1997), https://www.finra.org/sites/default/files/NoticeDocument/p004412.pdf [https://perma.cc/3
HHS-ST93]. 
¶ 37 The arbitration panel recommended the expungement of the reason for termination and
termination explanation on the form U5 "based on the defamatory nature of the information." In
doing so, it cited Republic Tobacco Co. v. North Atlantic Trading Co., 381 F.3d 717, 726 (7th Cir.
2004), which states that to succeed on a defamation claim under Illinois law, the plaintiff must
show "that the defendant *** made a false statement concerning him" (internal quotation marks
omitted) that was then published and caused damage to the plaintiff. Thus, the arbitration award
reflects that the arbitration panel found that UBS made false statements about Mr. Munizzi.
Therefore, the disclosures on the form U5 were neither "frank" nor "accurate." There is no public
policy favoring false or defamatory disclosures by employers. 
at Pages 11 - 12 of the AppCt Opinion
Incomplete Record Provided
In dismissing UBS assertion that the FINRA arbitrators' factual findings were not supported by the record, the Court found that said argument was forfeited because the firm had failed to supply a complete record of the arbitration hearing:
[I]nstead, UBS provided this court with portions of documents and excerpts of testimony. Thus, this court has no basis for comparing the arbitrators' factual conclusions with the evidence presented, and the circuit court correctly recognized that the arbitrators' factual findings are therefore binding. 
at Page 13 of the AppCt Opinion
Punitive Damages
As to UBS' argument that the arbitrators' award of punitive damages contravened public policy, the Appellate Court stated, in part, that:
¶ 44 Again, this court is bound by the arbitrators' finding that UBS's disclosure was defamatory.

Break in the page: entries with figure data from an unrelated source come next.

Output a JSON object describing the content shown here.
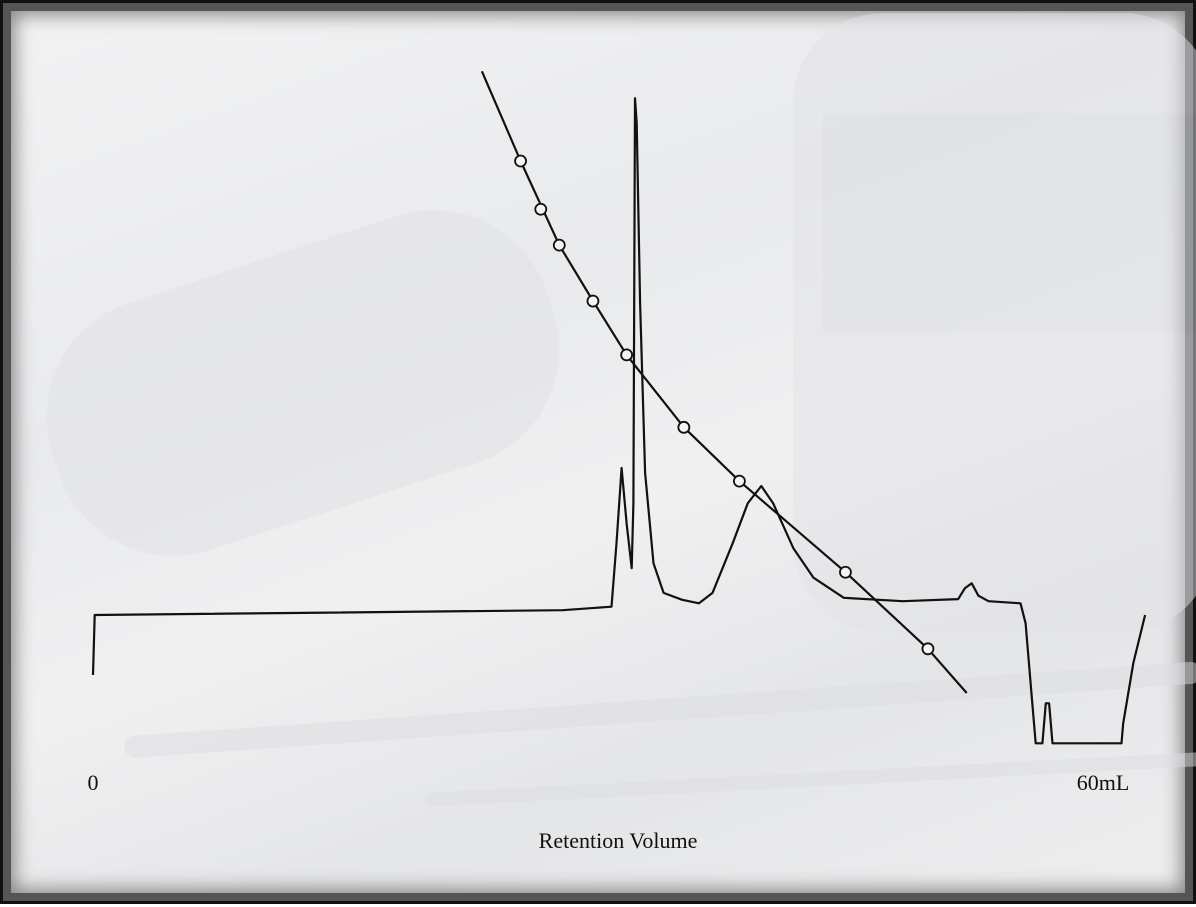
{
  "chart_data": {
    "type": "line",
    "x_label": "Retention Volume",
    "xlim": [
      0,
      65
    ],
    "ylim": [
      0,
      100
    ],
    "xticks": [
      0,
      {
        "value": 60,
        "label": "60mL"
      }
    ],
    "series": [
      {
        "color": "#111111",
        "line": true,
        "marker": "none",
        "x": [
          0,
          0.1,
          27.9,
          30.8,
          31.1,
          31.4,
          31.7,
          32.0,
          32.1,
          32.2,
          32.3,
          32.5,
          32.8,
          33.3,
          33.9,
          35.0,
          36.0,
          36.8,
          38.0,
          38.9,
          39.7,
          40.4,
          41.6,
          42.8,
          44.6,
          48.1,
          51.4,
          51.8,
          52.2,
          52.6,
          53.2,
          55.1,
          55.4,
          55.8,
          56.0,
          56.4,
          56.6,
          56.8,
          57.0,
          61.1,
          61.2,
          61.8,
          62.5
        ],
        "values": [
          11.3,
          20.0,
          20.7,
          21.2,
          30.4,
          41.3,
          33.3,
          26.8,
          36.2,
          94.9,
          91.3,
          65.2,
          40.6,
          27.5,
          23.2,
          22.2,
          21.7,
          23.2,
          30.4,
          36.2,
          38.7,
          36.2,
          29.7,
          25.4,
          22.5,
          22.0,
          22.3,
          23.9,
          24.6,
          22.8,
          22.0,
          21.7,
          18.8,
          7.2,
          1.4,
          1.4,
          7.2,
          7.2,
          1.4,
          1.4,
          4.3,
          13.0,
          20.0
        ]
      },
      {
        "color": "#111111",
        "line": true,
        "marker": "none",
        "x": [
          23.1,
          25.4,
          27.7,
          29.7,
          31.7,
          35.1,
          38.4,
          44.7,
          49.6,
          51.9
        ],
        "values": [
          98.8,
          85.8,
          73.6,
          65.5,
          57.7,
          47.2,
          39.4,
          26.2,
          15.1,
          8.7
        ]
      },
      {
        "color": "#111111",
        "line": false,
        "marker": "circle",
        "x": [
          25.4,
          26.6,
          27.7,
          29.7,
          31.7,
          35.1,
          38.4,
          44.7,
          49.6
        ],
        "values": [
          85.8,
          78.8,
          73.6,
          65.5,
          57.7,
          47.2,
          39.4,
          26.2,
          15.1
        ]
      }
    ]
  }
}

Thus, this court cannot accept UBS's premise that it disclosed information that was "fully
supported by facts." This is particularly true where, as here, we have not been provided with a full
record. We therefore reject the argument that this award would disincentivize securities firms from providing complete and accurate information on similar disclosures. Moreover, for all the reasons
outlined above, we are not convinced UBS's public policy argument plays any role in this case.
at pages 12 - 14 of the AppCt Opinion
 
Bill Singer's Comment
Oh my!!! What an oh-so blunt and yet very concise (and much overdue) rendering of the compelling issue in this case:
There is no public policy favoring false or defamatory disclosures by employers.